I approached to make sure she was okay. She assured me that she was fine and that her husband – a mechanic – was on his way with a tow truck. So I went back to my hitchhiking, standing about 150 metres away. Soon thereafter, her husband arrived. And after they had picked up the broken-down car, the couple offered to bring me back to their place for lunch. I happily agreed. The woman sat in the middle seat of the tow truck and I sat in the passenger seat. Our communication became a hilarious episode of translations. I could not – for the life of me – figure out what her husband was saying. He spoke English, but his muttering made it almost impossible to understand. Every time he spoke to me, I’d have to say, “I’m sorry, what did you say?” And every time I said this, his wife would step in: “He saaaaaaid … ” and then translate.

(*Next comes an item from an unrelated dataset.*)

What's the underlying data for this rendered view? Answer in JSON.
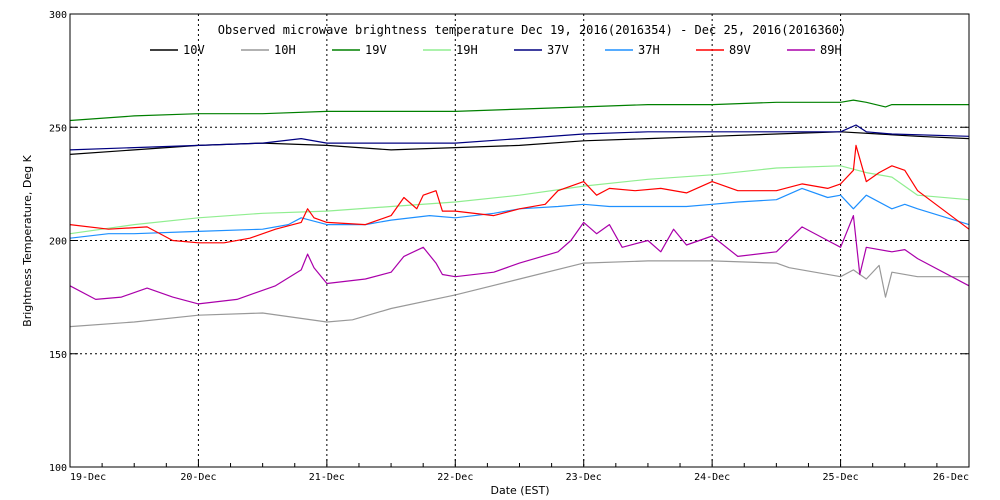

When I explained I was hitchhiking coast-to-coast for fun, they were both amazed and impressed. Then, a look of revelation dawned on the woman’s face. “Oh!” she said, “you remind me of that guy, what’s his name…” She thought hard for a couple minutes, then: “Terry Fox!”
What I enjoyed about hitchhiking was the flow of randomness and the constant impermanence. You have non-stop social interactions that are deeply authentic but so finite. A person becomes an important part of your life for an hour or two and then they disappear. The beauty of strangers being so open about their lives never got old. Once, an older Christian picked me up. He bought me a Tim Hortons coffee. He told me that he loved fishing. In particular, he said that he used to love fishing with his son, but that his son had been killed in an accident on the road. He told me that he hoped to go fishing with his son again in the afterlife. Then he dropped me off.
Each encounter I had was folded into a little treasury of memories that has begun to fade with time. But immersed together, they paint a broader picture of the human experience in this country.
Brandon Kornelson lives in Burnaby, B.C.